Grilling, America’s favorite home-grown cooking technique, and Southwestern food, the country’s best-loved regional cuisine, together make a sizzlingly perfect match. With brilliant barbecue wizardry, Michael McLaughlin serves up 200 dazzlingly tasty recipes perfect for casual weekday dinners and spectacular weekend feasts. Recipes include authentic dishes of the region like West Texas Drive-in Chilidogs with the Works and Spice-Rubbed Chicken as well as fresh recipes like Grilled Salmon Burritos with Cucumber Salsa and Soft Tacos of Grilled Orange-Garlic Shrimp. Other recipes include: Santa Fe Chicken Satays Rosemary Chicken with Pineapple-Orange Baste Spice-Rubbed Chicken West Texas Drive-in Chilidogs with the Works Sherry-Marinated Lamb and Mushroom Kebabs Fiesta Beef Fajitas with All the Trimmings Grilled Salmon Burritos with Cucumber Salsa Soft Tacos of Grilled Orange-Garlic Shrimp Cumin Tuna Steaks with Lime Cream and Salsa Pasta and Grilled Vegetable Salad Glazed Peach and Pineapple Skewers


From Library Journal

Prolific cookbook author McLaughlin (All on the Grill, LJ 5/15/97) offers a mouthwatering array of easy grilled dishes with a Southwestern accent, from Santa Fe Chicken Satay to Grilled Salmon Steaks with Haba$nero Butter. He includes a chapter devoted to tacos, tostadas, and “other hand foods,” as well as one on salsas, sauces, and rubs; there are refreshing drinks and cocktails, too, and some unusual desserts. For most collections.
Copyright 2000 Reed Business Information, Inc.

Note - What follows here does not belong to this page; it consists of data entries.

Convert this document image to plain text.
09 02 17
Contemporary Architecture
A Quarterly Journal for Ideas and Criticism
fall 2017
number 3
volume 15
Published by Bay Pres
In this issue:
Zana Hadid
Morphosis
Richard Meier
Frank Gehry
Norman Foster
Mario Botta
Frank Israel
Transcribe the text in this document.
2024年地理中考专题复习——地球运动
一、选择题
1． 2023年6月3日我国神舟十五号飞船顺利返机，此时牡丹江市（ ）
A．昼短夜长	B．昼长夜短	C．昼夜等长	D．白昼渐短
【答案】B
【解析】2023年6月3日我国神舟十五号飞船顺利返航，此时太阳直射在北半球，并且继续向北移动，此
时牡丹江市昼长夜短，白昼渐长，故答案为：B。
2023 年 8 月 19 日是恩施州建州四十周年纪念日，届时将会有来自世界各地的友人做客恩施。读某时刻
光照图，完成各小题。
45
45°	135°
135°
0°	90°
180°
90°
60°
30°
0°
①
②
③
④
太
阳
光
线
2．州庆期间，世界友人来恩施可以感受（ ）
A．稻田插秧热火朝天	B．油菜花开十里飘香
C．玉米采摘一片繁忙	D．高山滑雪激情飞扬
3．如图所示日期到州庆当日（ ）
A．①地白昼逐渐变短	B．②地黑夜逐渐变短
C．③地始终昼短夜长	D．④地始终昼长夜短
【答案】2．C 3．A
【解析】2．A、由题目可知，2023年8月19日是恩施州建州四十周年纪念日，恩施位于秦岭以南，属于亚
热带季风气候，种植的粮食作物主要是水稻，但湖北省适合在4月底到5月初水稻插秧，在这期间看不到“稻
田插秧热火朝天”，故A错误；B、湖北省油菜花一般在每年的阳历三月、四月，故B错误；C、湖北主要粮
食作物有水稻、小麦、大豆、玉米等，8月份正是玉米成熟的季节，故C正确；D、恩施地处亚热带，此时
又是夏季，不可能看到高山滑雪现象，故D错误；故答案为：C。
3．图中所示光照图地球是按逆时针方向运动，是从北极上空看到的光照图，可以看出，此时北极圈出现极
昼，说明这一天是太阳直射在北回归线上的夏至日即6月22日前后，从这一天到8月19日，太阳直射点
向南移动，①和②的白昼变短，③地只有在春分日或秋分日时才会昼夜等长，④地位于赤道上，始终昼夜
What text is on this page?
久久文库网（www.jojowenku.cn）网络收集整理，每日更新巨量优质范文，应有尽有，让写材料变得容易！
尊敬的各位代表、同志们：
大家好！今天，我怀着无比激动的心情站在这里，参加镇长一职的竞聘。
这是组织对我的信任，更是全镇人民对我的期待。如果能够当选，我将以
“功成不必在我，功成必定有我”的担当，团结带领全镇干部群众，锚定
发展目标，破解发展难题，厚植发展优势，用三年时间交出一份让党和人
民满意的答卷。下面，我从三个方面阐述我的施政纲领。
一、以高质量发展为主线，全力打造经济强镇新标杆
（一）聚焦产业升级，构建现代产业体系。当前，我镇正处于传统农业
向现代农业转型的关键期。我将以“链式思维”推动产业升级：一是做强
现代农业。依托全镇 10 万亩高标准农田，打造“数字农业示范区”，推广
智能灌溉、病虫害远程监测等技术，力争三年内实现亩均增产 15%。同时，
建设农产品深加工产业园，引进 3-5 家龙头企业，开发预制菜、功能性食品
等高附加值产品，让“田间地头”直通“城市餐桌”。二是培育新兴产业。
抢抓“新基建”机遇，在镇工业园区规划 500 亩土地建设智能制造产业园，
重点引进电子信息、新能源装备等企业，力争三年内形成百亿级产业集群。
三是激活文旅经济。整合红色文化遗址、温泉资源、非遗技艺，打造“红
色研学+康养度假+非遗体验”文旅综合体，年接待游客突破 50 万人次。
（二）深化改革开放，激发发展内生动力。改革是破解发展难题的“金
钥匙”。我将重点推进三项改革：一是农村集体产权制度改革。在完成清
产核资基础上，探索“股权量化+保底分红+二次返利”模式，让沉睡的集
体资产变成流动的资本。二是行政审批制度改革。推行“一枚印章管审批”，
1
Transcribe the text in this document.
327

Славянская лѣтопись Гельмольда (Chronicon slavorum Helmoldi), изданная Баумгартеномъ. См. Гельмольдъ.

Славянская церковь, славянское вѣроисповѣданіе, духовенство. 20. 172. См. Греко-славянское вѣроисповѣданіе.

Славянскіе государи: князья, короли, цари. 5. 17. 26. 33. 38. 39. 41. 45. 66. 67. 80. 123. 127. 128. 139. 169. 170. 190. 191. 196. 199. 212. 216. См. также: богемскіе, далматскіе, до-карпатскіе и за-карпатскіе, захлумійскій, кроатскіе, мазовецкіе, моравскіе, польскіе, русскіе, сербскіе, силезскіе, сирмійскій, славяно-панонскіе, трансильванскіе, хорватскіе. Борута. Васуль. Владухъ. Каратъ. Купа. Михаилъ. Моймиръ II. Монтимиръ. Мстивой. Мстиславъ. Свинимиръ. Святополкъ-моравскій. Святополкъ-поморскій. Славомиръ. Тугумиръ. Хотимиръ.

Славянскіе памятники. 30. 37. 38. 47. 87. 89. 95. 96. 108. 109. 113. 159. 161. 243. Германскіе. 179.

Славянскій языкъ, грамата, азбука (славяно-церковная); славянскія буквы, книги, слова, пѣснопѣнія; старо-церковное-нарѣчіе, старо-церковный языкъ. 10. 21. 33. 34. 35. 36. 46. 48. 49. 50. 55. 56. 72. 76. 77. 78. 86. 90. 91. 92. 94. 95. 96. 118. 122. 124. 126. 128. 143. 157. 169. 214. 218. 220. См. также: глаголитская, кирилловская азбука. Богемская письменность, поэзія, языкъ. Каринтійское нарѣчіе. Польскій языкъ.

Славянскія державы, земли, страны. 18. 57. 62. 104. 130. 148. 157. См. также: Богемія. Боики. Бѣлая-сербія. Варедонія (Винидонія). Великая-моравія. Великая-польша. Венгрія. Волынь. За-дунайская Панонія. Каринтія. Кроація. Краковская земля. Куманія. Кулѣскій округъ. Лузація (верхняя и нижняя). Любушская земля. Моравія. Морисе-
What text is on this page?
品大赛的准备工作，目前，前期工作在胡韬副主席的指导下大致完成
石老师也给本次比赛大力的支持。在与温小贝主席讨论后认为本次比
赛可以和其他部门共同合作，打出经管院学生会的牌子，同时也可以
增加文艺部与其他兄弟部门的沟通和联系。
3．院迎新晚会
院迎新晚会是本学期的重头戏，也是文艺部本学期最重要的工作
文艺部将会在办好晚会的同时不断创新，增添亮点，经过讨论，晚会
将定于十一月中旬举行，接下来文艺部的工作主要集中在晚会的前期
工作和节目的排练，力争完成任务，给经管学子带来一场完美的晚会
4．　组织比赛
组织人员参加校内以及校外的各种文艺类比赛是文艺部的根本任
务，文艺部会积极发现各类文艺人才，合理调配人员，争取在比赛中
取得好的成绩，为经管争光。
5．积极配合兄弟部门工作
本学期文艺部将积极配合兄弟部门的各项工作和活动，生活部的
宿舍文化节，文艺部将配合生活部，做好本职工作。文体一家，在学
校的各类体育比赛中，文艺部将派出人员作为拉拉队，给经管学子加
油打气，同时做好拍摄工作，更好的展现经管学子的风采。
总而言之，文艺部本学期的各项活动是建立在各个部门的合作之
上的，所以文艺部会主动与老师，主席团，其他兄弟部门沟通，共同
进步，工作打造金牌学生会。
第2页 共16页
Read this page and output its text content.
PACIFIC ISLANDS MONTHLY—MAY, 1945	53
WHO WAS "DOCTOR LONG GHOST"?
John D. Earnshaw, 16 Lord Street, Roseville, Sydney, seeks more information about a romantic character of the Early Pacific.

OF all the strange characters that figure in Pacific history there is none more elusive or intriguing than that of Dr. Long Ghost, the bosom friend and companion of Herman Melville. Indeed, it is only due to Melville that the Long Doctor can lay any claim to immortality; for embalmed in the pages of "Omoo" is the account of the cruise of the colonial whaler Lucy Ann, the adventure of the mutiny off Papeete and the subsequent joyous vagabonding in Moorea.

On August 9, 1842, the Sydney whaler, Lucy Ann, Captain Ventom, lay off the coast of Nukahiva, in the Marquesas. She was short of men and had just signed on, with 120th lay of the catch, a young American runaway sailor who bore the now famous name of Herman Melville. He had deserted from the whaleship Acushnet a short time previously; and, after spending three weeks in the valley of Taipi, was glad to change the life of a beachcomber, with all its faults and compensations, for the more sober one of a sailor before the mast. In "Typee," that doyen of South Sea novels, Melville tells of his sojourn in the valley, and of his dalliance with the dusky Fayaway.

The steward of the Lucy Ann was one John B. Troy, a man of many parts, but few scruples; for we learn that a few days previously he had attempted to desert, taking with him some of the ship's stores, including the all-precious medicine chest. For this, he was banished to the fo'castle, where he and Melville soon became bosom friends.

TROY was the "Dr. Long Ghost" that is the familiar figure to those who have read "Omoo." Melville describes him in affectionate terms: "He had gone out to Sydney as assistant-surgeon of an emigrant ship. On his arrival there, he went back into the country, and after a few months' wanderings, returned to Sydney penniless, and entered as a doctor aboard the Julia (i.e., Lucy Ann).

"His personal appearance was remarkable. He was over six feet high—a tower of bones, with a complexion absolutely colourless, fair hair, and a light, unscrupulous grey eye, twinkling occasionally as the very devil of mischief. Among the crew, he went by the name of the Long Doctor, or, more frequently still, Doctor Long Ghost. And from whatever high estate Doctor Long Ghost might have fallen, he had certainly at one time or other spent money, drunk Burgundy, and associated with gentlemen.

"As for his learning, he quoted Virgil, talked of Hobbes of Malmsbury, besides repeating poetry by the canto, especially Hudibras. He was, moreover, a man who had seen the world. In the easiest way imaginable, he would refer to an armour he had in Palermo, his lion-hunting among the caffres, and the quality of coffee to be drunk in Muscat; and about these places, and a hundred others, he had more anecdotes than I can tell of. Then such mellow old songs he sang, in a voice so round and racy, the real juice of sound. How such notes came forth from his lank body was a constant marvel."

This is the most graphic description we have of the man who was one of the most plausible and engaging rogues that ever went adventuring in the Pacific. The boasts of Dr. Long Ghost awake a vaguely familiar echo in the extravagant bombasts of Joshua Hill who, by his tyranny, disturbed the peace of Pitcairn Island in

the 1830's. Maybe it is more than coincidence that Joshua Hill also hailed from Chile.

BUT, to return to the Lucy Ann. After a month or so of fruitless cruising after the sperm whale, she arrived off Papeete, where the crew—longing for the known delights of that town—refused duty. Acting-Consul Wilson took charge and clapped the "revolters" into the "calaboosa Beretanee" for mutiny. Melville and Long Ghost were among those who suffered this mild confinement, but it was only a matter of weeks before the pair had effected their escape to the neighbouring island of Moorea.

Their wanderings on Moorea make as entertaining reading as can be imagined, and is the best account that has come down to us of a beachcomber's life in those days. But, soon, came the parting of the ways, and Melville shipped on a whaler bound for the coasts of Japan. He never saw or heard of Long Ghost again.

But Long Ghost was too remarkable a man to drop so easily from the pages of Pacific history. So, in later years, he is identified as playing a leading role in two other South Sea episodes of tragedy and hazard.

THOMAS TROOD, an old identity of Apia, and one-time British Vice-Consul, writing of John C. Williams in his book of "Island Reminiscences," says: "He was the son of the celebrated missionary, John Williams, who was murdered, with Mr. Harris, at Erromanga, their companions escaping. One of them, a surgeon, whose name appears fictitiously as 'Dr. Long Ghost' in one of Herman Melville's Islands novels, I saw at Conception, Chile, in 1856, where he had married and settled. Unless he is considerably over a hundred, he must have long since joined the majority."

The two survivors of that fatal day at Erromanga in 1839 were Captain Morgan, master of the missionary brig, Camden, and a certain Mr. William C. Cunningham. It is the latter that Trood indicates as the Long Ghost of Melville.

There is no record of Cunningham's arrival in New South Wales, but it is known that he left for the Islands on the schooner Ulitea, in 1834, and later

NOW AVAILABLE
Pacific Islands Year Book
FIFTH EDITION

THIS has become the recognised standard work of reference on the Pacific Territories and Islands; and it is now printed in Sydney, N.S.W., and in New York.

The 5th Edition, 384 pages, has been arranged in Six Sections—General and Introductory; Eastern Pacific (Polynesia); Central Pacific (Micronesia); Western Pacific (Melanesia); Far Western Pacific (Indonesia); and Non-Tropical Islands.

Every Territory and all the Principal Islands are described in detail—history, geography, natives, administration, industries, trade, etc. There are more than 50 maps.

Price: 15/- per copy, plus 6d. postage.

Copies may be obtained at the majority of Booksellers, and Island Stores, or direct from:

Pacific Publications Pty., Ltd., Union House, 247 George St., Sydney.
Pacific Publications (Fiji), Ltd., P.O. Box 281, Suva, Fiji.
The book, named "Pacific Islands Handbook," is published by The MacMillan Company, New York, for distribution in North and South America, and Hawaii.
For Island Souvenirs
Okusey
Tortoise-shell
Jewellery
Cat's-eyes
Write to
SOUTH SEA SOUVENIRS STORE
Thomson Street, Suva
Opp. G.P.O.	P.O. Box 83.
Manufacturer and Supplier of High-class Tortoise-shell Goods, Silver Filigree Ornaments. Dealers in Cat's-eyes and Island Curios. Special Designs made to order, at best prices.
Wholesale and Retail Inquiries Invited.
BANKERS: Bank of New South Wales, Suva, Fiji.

“Cooking with Michael is always a yummy experience for me. But The Southwestern Grill really lights my fire with luscious recipes such as Grilled Lobsters with Lime Aioli and Lamb Chops with Blackberry Habanero Glaze. He has that special magic!“
—Sheila Lukins, author of USA Cookbook and All Around the World, food editor of Parademagazine
“Michael McLaughlin has done it again! He has created a grill book full of sizzling Southwestern flavors and recipes that will light up your taste buds like a Fourth of July sky.“
—Steven Raichlen, author of The Barbecue Bible
“A remarkable book, full of flavors that jump off the page and make you hungry.“
—Mark Miller, author of Red Sage
“Certain cookbook authors never let me down and topping that list is Michael McLaughlin, whose recipes are always inspired yet approachable. Moreover, Michael’s recipes WORK, which can hardly be said of all food writers today. I thinkThe Southwestern Grill is Michael’s best cookbook yet. It covers everything you need to know to grill all manner of food safely, successfully, stylishly, and dishes up some of the most original recipes I’ve seen in ages. I can’t wait to fire up the grill!“
—Jean Anderson, author of The New Doubleday Cookbook and author ofThe American Century Cookbook



cooking lobster, wine shop, fast dinner recipes, chinese food places, keto made easy, amazing cakes, coconut milk chia pudding, magnum ice cream, spaghetti recipe, food, nutrition label, gluten free beer, lasagna restaurant, italian restaurants, health news today, chinese food near ne, plant based foods, ribs, gluten free restaurants, beer ratings,
we found are extra large and are dissolved in 2 cups of water. If you find regular-sized ones, just use two for every one we call for. If you are using broth or stock, just substitute that for the water called for in the recipe (and leave out the bouillon cube, of course). No-salt-added vegetable bouillon cubes are a great option if your store carries them. They contain about 10 percent of the sodium of regular cubes, but still deliver all the flavor.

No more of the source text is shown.